Pérez Riverol recalled that Cuba has a history of “more than 35 years of investment in human capital, experience in working with vaccines and investment in infrastructure for research, development and production of vaccines and equipment associated with this type of technology.”
“That is what has made it possible that when the pandemic arrived, Cuba was in perfect condition to develop a COVID vaccine” without having to make a large investment or divert resources from other imports, he added.

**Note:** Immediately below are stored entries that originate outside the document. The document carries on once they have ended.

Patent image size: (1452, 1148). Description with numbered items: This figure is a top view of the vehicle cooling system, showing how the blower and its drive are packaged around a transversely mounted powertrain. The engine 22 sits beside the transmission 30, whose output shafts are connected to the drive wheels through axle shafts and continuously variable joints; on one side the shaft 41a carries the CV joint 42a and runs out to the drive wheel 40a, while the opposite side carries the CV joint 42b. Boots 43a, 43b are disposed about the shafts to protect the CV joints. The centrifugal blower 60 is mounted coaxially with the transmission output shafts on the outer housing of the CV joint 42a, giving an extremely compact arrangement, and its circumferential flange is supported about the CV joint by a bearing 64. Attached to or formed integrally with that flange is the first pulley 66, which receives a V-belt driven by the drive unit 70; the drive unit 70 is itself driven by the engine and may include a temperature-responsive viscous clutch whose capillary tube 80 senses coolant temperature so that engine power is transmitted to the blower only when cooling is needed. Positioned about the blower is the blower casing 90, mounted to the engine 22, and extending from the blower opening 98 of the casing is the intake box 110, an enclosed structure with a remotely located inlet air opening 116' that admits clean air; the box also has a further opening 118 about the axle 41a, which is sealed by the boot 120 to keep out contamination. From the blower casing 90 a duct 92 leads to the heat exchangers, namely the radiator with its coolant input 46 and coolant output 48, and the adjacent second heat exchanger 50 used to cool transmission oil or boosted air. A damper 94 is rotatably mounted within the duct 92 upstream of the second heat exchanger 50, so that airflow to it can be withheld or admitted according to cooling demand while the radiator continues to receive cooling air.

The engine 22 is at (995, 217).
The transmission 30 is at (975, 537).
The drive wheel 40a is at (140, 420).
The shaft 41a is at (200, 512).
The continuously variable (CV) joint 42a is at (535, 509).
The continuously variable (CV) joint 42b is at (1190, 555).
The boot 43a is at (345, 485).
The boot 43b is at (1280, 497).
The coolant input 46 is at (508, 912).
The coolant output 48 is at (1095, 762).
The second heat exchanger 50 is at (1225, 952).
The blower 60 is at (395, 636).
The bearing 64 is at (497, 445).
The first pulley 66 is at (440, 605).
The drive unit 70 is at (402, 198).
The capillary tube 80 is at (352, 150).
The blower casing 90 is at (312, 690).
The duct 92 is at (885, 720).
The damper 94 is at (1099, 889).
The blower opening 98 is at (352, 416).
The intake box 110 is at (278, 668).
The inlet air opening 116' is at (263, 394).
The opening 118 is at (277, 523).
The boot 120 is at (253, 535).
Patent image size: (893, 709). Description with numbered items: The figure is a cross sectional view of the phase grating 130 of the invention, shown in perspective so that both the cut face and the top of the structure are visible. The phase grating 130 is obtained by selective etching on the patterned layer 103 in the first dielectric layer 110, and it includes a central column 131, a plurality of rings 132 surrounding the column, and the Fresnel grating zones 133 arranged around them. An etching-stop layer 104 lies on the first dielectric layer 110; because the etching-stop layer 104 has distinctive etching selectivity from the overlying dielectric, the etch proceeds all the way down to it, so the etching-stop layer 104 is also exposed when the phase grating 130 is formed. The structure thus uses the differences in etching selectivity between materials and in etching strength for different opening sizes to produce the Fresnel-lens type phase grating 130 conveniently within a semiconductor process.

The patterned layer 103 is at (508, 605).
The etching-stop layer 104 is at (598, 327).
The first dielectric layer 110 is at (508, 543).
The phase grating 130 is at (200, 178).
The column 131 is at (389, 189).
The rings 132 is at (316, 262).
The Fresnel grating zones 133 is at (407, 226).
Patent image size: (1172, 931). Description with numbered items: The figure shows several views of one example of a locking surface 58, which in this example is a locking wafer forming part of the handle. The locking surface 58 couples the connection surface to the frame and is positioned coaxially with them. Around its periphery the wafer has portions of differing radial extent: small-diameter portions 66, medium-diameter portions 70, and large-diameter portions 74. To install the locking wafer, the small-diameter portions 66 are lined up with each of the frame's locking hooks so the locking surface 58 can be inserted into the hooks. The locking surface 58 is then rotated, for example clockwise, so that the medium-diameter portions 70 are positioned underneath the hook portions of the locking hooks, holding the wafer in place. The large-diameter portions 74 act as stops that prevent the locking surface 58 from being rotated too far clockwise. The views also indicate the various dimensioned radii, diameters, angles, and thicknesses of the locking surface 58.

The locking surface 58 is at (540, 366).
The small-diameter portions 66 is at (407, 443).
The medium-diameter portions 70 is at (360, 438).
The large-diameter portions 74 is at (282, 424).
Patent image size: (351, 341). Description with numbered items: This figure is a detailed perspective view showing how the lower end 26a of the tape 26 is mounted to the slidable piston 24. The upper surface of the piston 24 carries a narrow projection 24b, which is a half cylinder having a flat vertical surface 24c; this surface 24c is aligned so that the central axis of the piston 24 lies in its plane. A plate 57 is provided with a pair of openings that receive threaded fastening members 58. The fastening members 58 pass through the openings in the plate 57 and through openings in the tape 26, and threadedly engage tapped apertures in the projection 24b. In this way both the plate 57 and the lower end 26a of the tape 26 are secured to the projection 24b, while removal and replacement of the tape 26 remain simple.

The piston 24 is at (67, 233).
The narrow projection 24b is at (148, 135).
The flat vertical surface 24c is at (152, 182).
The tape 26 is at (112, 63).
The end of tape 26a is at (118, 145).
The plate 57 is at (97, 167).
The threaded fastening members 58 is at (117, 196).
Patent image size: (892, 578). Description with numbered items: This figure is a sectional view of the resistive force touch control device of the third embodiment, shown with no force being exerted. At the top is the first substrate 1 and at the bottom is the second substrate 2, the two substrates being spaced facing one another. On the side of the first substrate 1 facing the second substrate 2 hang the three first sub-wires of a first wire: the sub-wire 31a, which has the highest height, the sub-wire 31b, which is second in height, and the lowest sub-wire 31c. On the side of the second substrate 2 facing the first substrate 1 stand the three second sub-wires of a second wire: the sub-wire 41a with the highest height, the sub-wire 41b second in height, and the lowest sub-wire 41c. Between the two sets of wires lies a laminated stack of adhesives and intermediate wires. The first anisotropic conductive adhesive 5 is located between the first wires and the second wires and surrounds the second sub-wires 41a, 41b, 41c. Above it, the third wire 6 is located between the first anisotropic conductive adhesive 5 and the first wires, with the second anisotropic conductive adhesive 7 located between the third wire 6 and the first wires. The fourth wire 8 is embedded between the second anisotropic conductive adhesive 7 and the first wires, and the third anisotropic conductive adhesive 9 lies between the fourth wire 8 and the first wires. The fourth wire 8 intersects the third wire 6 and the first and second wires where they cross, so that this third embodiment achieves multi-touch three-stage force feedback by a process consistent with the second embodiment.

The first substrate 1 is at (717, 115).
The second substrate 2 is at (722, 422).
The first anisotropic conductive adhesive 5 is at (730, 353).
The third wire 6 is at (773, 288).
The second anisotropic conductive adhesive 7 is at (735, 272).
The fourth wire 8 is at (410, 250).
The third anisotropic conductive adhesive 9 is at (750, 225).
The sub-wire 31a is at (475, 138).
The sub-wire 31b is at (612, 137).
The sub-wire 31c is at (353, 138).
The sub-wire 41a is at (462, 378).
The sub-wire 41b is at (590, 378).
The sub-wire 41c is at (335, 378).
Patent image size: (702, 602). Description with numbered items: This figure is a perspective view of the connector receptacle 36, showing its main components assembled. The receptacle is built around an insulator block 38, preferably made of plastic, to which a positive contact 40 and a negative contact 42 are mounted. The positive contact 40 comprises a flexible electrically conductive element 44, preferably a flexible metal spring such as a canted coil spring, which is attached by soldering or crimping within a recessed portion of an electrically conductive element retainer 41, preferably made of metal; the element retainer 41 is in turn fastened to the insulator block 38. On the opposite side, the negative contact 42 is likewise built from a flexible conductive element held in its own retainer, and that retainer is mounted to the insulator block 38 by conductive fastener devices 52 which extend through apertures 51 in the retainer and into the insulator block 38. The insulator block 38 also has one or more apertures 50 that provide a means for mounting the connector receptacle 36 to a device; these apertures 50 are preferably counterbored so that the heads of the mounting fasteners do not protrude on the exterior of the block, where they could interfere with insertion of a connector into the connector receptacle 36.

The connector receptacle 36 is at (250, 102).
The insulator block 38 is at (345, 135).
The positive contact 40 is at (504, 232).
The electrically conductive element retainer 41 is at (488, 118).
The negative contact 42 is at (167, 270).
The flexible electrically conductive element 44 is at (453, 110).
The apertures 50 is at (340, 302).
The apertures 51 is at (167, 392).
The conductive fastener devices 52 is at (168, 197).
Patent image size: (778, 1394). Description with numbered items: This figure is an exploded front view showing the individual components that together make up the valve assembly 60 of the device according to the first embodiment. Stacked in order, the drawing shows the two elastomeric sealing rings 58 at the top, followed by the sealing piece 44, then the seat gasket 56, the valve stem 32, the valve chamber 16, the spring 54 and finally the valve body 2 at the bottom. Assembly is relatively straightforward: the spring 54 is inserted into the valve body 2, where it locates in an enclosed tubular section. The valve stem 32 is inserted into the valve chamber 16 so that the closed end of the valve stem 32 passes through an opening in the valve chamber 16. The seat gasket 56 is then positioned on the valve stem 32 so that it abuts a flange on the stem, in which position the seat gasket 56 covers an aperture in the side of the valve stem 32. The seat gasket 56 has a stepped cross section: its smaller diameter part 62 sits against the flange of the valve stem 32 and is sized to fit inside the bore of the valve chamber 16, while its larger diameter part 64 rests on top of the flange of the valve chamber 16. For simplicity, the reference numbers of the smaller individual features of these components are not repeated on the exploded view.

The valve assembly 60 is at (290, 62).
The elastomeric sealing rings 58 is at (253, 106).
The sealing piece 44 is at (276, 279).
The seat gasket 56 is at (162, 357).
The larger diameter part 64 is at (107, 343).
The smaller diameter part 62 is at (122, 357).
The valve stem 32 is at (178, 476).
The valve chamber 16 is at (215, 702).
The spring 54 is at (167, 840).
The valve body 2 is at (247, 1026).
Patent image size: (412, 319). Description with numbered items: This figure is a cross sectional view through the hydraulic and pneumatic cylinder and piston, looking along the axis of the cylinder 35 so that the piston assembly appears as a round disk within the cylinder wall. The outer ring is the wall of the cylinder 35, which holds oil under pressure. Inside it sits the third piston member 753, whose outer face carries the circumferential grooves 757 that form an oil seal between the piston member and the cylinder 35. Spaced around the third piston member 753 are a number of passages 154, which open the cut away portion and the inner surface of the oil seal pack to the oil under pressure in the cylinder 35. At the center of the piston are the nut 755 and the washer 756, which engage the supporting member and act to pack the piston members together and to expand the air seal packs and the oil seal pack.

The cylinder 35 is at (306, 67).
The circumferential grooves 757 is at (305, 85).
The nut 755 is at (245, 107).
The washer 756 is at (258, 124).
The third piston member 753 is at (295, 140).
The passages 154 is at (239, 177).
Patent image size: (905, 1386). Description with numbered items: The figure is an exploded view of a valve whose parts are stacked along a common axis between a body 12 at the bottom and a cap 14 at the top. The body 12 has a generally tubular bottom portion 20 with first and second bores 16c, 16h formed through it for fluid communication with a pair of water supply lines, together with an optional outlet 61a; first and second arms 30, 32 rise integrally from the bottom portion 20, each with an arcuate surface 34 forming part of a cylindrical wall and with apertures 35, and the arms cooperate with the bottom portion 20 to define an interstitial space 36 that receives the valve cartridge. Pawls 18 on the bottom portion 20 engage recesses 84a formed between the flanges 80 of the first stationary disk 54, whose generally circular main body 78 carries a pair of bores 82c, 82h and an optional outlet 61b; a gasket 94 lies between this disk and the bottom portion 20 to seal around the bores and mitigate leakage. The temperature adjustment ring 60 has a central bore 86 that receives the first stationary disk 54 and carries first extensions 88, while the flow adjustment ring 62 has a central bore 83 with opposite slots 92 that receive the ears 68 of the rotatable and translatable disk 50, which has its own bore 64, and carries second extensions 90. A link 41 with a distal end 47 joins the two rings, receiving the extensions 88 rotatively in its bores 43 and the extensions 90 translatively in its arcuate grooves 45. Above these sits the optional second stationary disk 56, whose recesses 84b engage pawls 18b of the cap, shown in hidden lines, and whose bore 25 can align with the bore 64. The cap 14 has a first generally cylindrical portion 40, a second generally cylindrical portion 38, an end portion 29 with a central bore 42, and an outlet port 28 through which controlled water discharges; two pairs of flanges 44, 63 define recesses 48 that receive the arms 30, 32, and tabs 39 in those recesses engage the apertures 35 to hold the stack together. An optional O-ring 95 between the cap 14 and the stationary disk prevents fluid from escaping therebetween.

Another “crucial” element, according to the expert, is that due to state centralization there is a “very strong intercommunication between all the institutions that can contribute to obtaining this result,” and at the same time between these and the Ministry of Public Health. “Without that, clinical trials would not have been possible so quickly, and without clinical trials you have nothing,” he added.
These results also open the door to potential exports of Soberana 02 and Abdala, in which countries such as Argentina and Venezuela have already shown interest, in addition to the recent announcement by Iran that this week it would approve the emergency use of the former.